In the second pass, you draw the applications commands in opposite order.
and so, when you draw a pixel:
if it's invalid, it's skipped.
if it's valid, it's rendered and then tested for transparency:
if transparent AND not last on the list, stored for future blending.
if opaque OR last on the list, blended with all previously stored transparent pixels, written to the frame buffer and then, all the following drawings listed for that pixel are marked invalid.
 
During Pass One evaluation of depth complexity occurs, but no pixels are actually rendered to the destination or Z-buffers. During Pass Two final processing to the destination and Z-buffers is optimized to occur with minimal reads.

So the first pass does not write to the Z-buffer(s)...

They say that
Deferred Two-Pass rendering virtually eliminates opaque (redundant) back-to-front overdraw and saves precious conventional Z-write traffic.
.

Could the first pass simply be a front to back sort?

The wording isn't very consistent and it doesn't sound like 100% of overdraw is eliminated.
 
psurge said:
Could the first pass simply be a front to back sort?

The problem is that I cannot see how this could be done without the use of Z storage (buffer). For a sort you still have to check nearly very damn pixel's Z-value against the others pixels Z-values - both the pixels that have been checked ready at that time and those how are about to be checked for that specific frame. (There are optimizations like those ATI and Nvidia are doing on coarse Z-reject, but you get my point).

Dunno what the hell they're talking about to be honest.
 
The people who wrote up the text for the website probably don't know what the hell they're talking about either, which is why I find it amusing that everyone is spending so much time and energy trying to decrypt it. :)
 
LeStoffer,

somewhat OT: I don't understand how to generate an accurate (useable) coarse z-pyramid without generating a z-buffer down to the target render resolution. (For visible triangles, you have to propagate the modifications to the lowest level of the z-pyramid upwards - or am I missing something?).

2. A sort could be something as simple as painters sort, not necessarily involving any coverage/visibility computations at all... but, more along the lines of what I was thinking: how about a primitive level sort?

Pass 1: For each primitive, record vertex shader/pixel shader ID. Process geometry such that a bounding box for the primitive is computed (perhaps screenspace x,y,z min/max). Reorder such that primitives are drawn in front-to-back order.

Pass 2: as normal. Generate HZ pyramid.

That has the same geomtry cost as a z-only first pass scheme, but does not require rasterization and much less memory than a full Z-buffer. In addition, you can use the bounding box info generated in pass1 for rejection of entire primitives (using the HZ buffer), so that you are not in fact duplicating all of the geomtry processing performed in pass 1.

What do you think?
Serge

EDIT: another speedup: in pass1, all vertex programs could be pruned of instructions not contributing to output vertex position.
 
there are problems with sorting 3D data in the Video Card.
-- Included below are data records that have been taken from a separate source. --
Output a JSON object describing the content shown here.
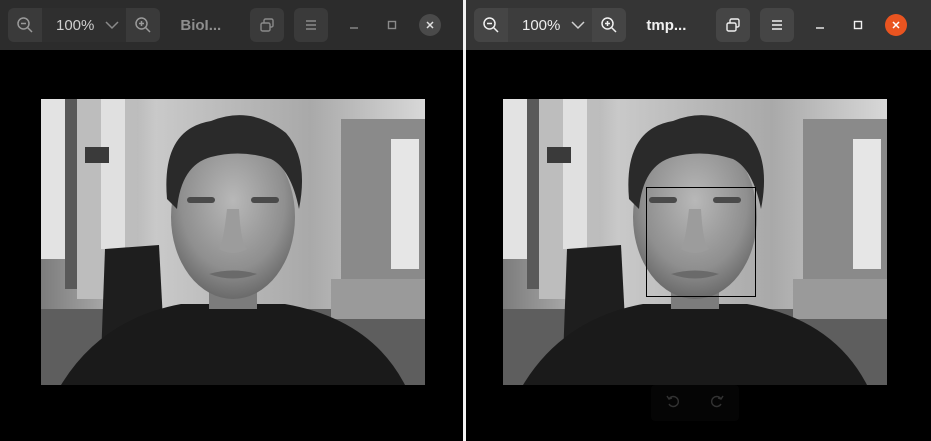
{
  "left_window": {
    "zoom_label": "100%",
    "title": "BioI...",
    "icons": [
      "zoom-out-icon",
      "chevron-down-icon",
      "zoom-in-icon",
      "copy-icon",
      "menu-icon",
      "minimize-icon",
      "maximize-icon",
      "close-icon"
    ]
  },
  "right_window": {
    "zoom_label": "100%",
    "title": "tmp...",
    "icons": [
      "zoom-out-icon",
      "chevron-down-icon",
      "zoom-in-icon",
      "copy-icon",
      "menu-icon",
      "minimize-icon",
      "maximize-icon",
      "close-icon",
      "rotate-left-icon",
      "rotate-right-icon"
    ],
    "face_detection_box": true
  },
  "colors": {
    "headerbar_inactive": "#2c2c2c",
    "headerbar_active": "#353535",
    "close_active": "#e95420",
    "close_inactive": "#4a4a4a",
    "canvas": "#000000"
  }
}
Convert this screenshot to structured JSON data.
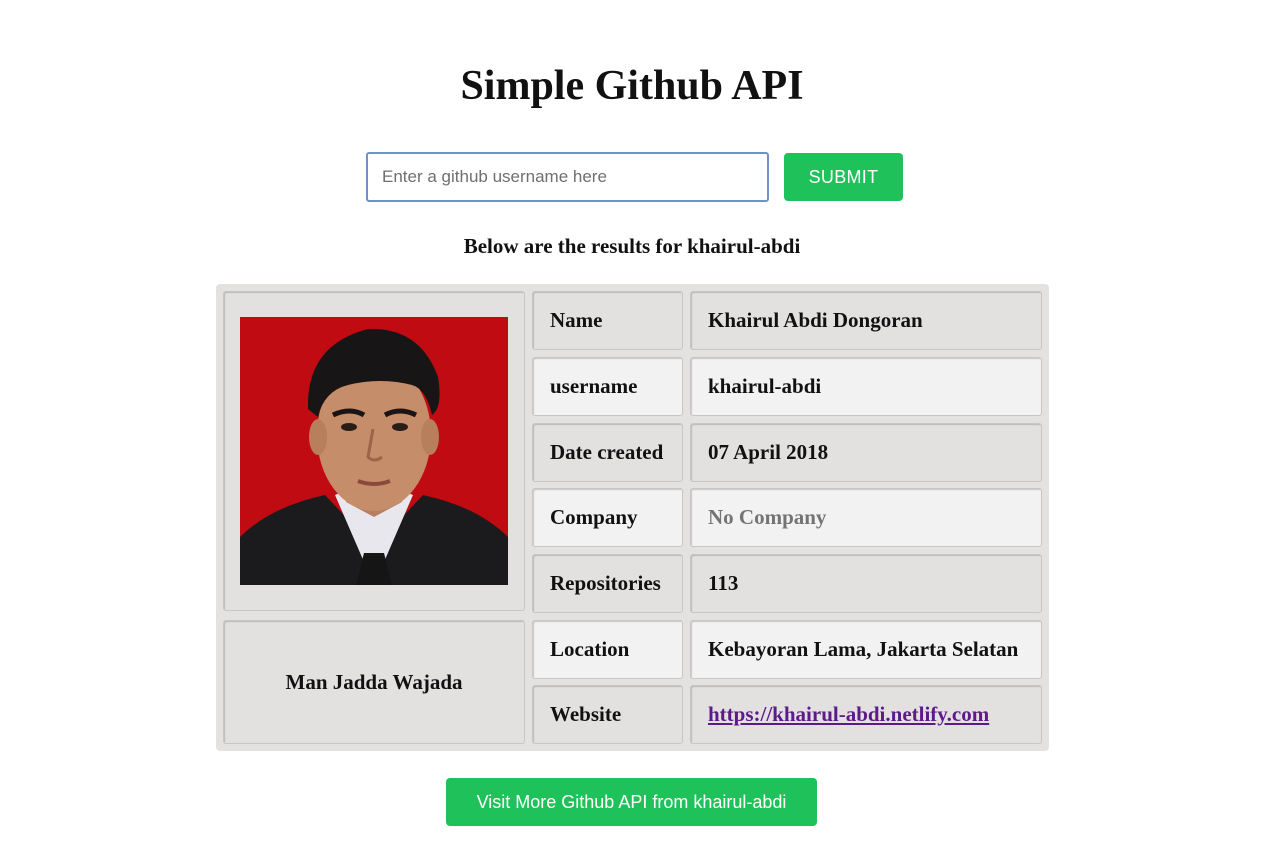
{
  "header": {
    "title": "Simple Github API"
  },
  "search": {
    "placeholder": "Enter a github username here",
    "value": "",
    "submit_label": "SUBMIT"
  },
  "results": {
    "heading": "Below are the results for khairul-abdi",
    "motto": "Man Jadda Wajada",
    "rows": [
      {
        "label": "Name",
        "value": "Khairul Abdi Dongoran"
      },
      {
        "label": "username",
        "value": "khairul-abdi"
      },
      {
        "label": "Date created",
        "value": "07 April 2018"
      },
      {
        "label": "Company",
        "value": "No Company"
      },
      {
        "label": "Repositories",
        "value": "113"
      },
      {
        "label": "Location",
        "value": "Kebayoran Lama, Jakarta Selatan"
      },
      {
        "label": "Website",
        "value": "https://khairul-abdi.netlify.com"
      }
    ]
  },
  "footer": {
    "visit_label": "Visit More Github API from khairul-abdi"
  },
  "colors": {
    "accent_green": "#1fc15a",
    "card_background": "#e4e1e1",
    "link_color": "#5d1a8b",
    "photo_background": "#c10b12"
  }
}
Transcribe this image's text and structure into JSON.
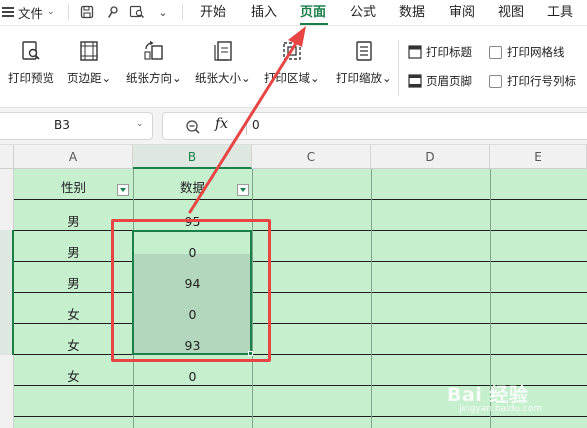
{
  "menubar": {
    "file_label": "文件",
    "tabs": [
      {
        "label": "开始"
      },
      {
        "label": "插入"
      },
      {
        "label": "页面"
      },
      {
        "label": "公式"
      },
      {
        "label": "数据"
      },
      {
        "label": "审阅"
      },
      {
        "label": "视图"
      },
      {
        "label": "工具"
      }
    ],
    "active_tab": "页面",
    "quick_access_icons": [
      "save-icon",
      "format-painter-icon",
      "print-preview-quick-icon",
      "more-chevron-icon"
    ],
    "accent_color": "#1b7f4a"
  },
  "ribbon": {
    "buttons": [
      {
        "label": "打印预览",
        "icon": "print-preview-icon"
      },
      {
        "label": "页边距",
        "icon": "margins-icon",
        "has_dropdown": true
      },
      {
        "label": "纸张方向",
        "icon": "orientation-icon",
        "has_dropdown": true
      },
      {
        "label": "纸张大小",
        "icon": "paper-size-icon",
        "has_dropdown": true
      },
      {
        "label": "打印区域",
        "icon": "print-area-icon",
        "has_dropdown": true
      },
      {
        "label": "打印缩放",
        "icon": "print-scale-icon",
        "has_dropdown": true
      }
    ],
    "dropdown_glyph": "⌄",
    "small_buttons": [
      {
        "label": "打印标题",
        "icon": "print-titles-icon"
      },
      {
        "label": "页眉页脚",
        "icon": "header-footer-icon"
      }
    ],
    "checkboxes": [
      {
        "label": "打印网格线",
        "checked": false
      },
      {
        "label": "打印行号列标",
        "checked": false
      }
    ]
  },
  "formula_bar": {
    "name_box": "B3",
    "fx_label": "fx",
    "value": "0"
  },
  "sheet": {
    "columns": [
      "A",
      "B",
      "C",
      "D",
      "E"
    ],
    "selected_column": "B",
    "header_row": {
      "a": "性别",
      "b": "数据"
    },
    "rows": [
      {
        "a": "男",
        "b": "95"
      },
      {
        "a": "男",
        "b": "0"
      },
      {
        "a": "男",
        "b": "94"
      },
      {
        "a": "女",
        "b": "0"
      },
      {
        "a": "女",
        "b": "93"
      },
      {
        "a": "女",
        "b": "0"
      }
    ],
    "cell_fill_color": "#c6efce",
    "selection_color": "#1b7f4a",
    "annotation_color": "#e84545"
  },
  "watermark": {
    "brand": "Bai 经验",
    "url": "jingyan.baidu.com"
  }
}
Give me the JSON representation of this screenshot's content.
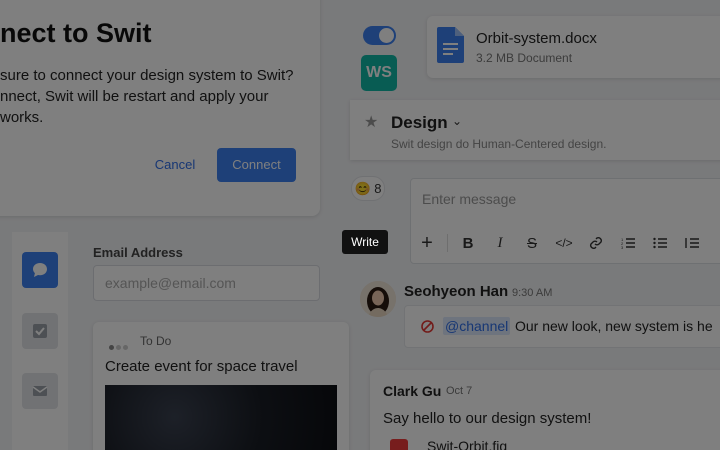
{
  "dialog": {
    "title": "nect to Swit",
    "body_line1": "sure to connect your design system to Swit?",
    "body_line2": "nnect, Swit will be restart and apply your",
    "body_line3": "works.",
    "cancel_label": "Cancel",
    "connect_label": "Connect"
  },
  "form": {
    "email_label": "Email Address",
    "email_placeholder": "example@email.com"
  },
  "todo": {
    "status": "To Do",
    "title": "Create event for space travel"
  },
  "workspace": {
    "badge": "WS",
    "badge_color": "#10b8a6",
    "toggle_on": true
  },
  "file": {
    "name": "Orbit-system.docx",
    "meta": "3.2 MB Document"
  },
  "channel": {
    "name": "Design",
    "description": "Swit design do Human-Centered design."
  },
  "reaction": {
    "emoji": "😊",
    "count": "8"
  },
  "composer": {
    "placeholder": "Enter message",
    "tools": [
      "plus-icon",
      "bold-icon",
      "italic-icon",
      "strike-icon",
      "code-icon",
      "link-icon",
      "ordered-list-icon",
      "bullet-list-icon",
      "indent-list-icon"
    ]
  },
  "tooltip": {
    "text": "Write"
  },
  "messages": [
    {
      "author": "Seohyeon Han",
      "time": "9:30 AM",
      "mention": "@channel",
      "text": "Our new look, new system is he"
    },
    {
      "author": "Clark Gu",
      "time": "Oct 7",
      "text": "Say hello to our design system!",
      "attachment": "Swit-Orbit.fig"
    }
  ],
  "colors": {
    "accent": "#3d80f0",
    "overlay": "rgba(0,0,0,0.5)"
  }
}
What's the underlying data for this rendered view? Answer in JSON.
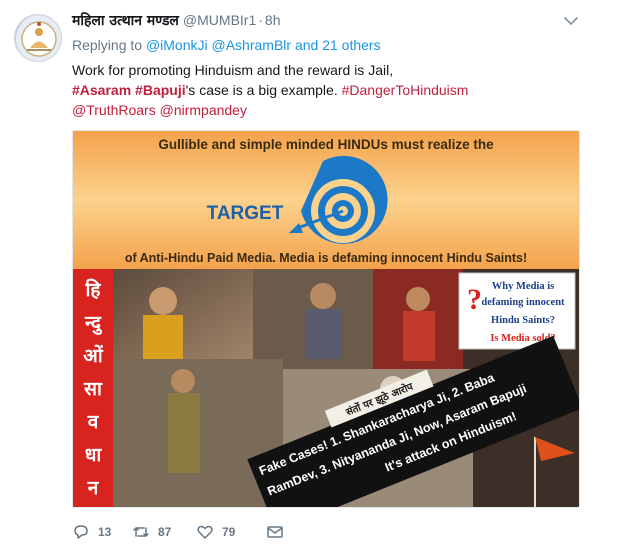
{
  "tweet": {
    "author_name": "महिला उत्थान मण्डल",
    "handle": "@MUMBIr1",
    "separator": "·",
    "time": "8h",
    "reply_prefix": "Replying to",
    "reply_mention_1": "@iMonkJi",
    "reply_mention_2": "@AshramBlr",
    "reply_suffix": "and 21 others",
    "line1": "Work for promoting Hinduism and the reward is Jail,",
    "tag_asaram": "#Asaram",
    "tag_bapuji": "#Bapuji",
    "line2_rest": "'s case is a big example.",
    "tag_danger": "#DangerToHinduism",
    "mention_truth": "@TruthRoars",
    "mention_nirm": "@nirmpandey"
  },
  "image": {
    "top_text": "Gullible and simple minded HINDUs must realize the",
    "target_label": "TARGET",
    "bottom_text": "of Anti-Hindu Paid Media. Media is defaming innocent Hindu Saints!",
    "vertical_hindi": [
      "हि",
      "न्दु",
      "ओं",
      "सा",
      "व",
      "धा",
      "न"
    ],
    "question_box": [
      "Why Media is",
      "defaming innocent",
      "Hindu Saints?",
      "Is Media sold?"
    ],
    "banner_title": "संतों पर झूठे आरोप",
    "banner_lines": [
      "Fake Cases!  1. Shankaracharya Ji,  2. Baba",
      "RamDev,  3. Nityananda Ji,   Now, Asaram Bapuji",
      "It's attack on Hinduism!"
    ]
  },
  "actions": {
    "replies": "13",
    "retweets": "87",
    "likes": "79"
  },
  "colors": {
    "link": "#1b95e0",
    "hashtag": "#c0203d",
    "muted": "#657786",
    "orange": "#f6a14a",
    "target_blue": "#1e78c8"
  },
  "icons": [
    "avatar",
    "chevron-down-icon",
    "reply-icon",
    "retweet-icon",
    "like-icon",
    "message-icon"
  ]
}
1. it's a slow process whic doesn't fit a real time solution.
2. the application is already sending most of the data back to front so there's no reason to do it all over again.

if you want to correctly display transparency, you have to send data to the vid card back to front because if you draw foreground pixel 'a' and then background pixel 'b', 'b' won't be seen even if 'a' is completely transparent.

this is true due to the limitations of immediate mode rendering.

which causes early Z tests on immediate mode renderers to be too early, and thus not cull back to front.

all apps are designed to expect this and act accordingly.
which could cause visual artifacts on an accelerator that doesn't have this limitation, such as one that that sorts the draw commands.
 
couple comments.

- making the process of sorting a list of screen-space, axis aligned bounding boxes too slow for real time operation requires skill. Consider that there are far fewer primitives than triangles,vertices, and pixels.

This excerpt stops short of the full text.